Jetzt begriff Hannah, wessen Geschäfte tatsächlich gut gelaufen waren. Und wer in Wahrheit „nach Mallorca gezogen“ war.

Tobias, ihr ruhiger, ordentlicher Mann aus der Logistik, hatte einen Menschen getötet. Er hatte sich dessen Wohnung angeeignet, vielleicht auch dessen Geld, vielleicht dessen Unterlagen? Nein, Tobias war weiterhin Tobias geblieben. Er hatte seinen eigenen Personalausweis, seine eigene Sozialversicherungsnummer, seine eigene Steuer-ID. Also hatte er das Verschwinden des Wohnungseigentümers genutzt, um reich zu werden? Oder war dieser Matthias sein Partner gewesen, ein Komplize, den man später aus dem Weg geschafft hatte?

Ihr wurde schwindlig. Hannah saß auf dem Wohnzimmerboden neben dem geöffneten Teppich und menschlichen Überresten, während draußen die Sonne hell schien, Vögel sangen und die Welt sich benahm, als sei absolut nichts geschehen.

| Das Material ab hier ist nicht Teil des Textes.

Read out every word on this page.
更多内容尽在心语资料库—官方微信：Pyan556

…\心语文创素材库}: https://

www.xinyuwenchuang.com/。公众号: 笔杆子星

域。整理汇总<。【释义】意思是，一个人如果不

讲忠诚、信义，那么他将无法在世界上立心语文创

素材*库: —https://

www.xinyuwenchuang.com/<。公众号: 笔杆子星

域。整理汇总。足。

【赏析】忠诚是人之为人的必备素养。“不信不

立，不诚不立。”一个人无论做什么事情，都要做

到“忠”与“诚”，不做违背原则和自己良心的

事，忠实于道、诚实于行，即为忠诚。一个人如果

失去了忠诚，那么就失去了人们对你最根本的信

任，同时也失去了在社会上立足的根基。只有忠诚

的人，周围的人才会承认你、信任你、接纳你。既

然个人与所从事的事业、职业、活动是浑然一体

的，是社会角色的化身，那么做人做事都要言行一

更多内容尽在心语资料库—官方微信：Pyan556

Das Handy in ihrer Jeanstasche vibrierte. Hannah zuckte zusammen, zog es heraus und sah eine Nachricht von einer unbekannten Nummer. Der Text war kurz:

„Ich hoffe, du hast inzwischen alles gefunden. Jetzt verstehst du, warum ich gegangen bin und euch die Wohnung gelassen habe. Das war keine Großzügigkeit, Hannah. Das ist der Preis für dein Schweigen. Du hast zwei Tage, um dich zu entscheiden: Entweder du gehst zur Polizei und erklärst, warum du zehn Jahre mit einem Mörder gelebt, neben ihm geschlafen und ein Kind von ihm bekommen hast – dann wird Emma nie wieder einen Vater haben, nur eine Halbwaisenrente und den Stempel, die Tochter eines Monsters zu sein. Oder du nimmst mein Geschenk an, schweigst und lebst weiter. Den Teppich kannst du entsorgen. Den Körper hole ich später. Die Wahl liegt bei dir. P.S. Ich liebe dich. Ich habe dich immer geliebt. Verzeih mir.“

Hannah las die Nachricht dreimal. Dann noch einmal. Schließlich glitt ihr das Telefon aus der Hand und fiel direkt auf den Teppich, neben die vertrocknete Hand des toten Mannes. Sie selbst begann leise zu lachen, ohne Ton, ohne Freude. In diesem Lachen lag nichts Heiteres. Nur die Erkenntnis, dass ihr gewöhnliches, überschaubares, langweiliges Leben in diesem Augenblick zu Ende gegangen war. Und dass etwas ganz anderes begonnen hatte.

Sie hob den Blick zur Decke, als könne dort irgendwo eine Antwort stehen. Doch es gab keine Antwort. Es gab nur diese dichte, klebrige Stille und den Geruch des Todes, der sich nun, so schien es ihr, für immer in alles um sie herum gefressen hatte.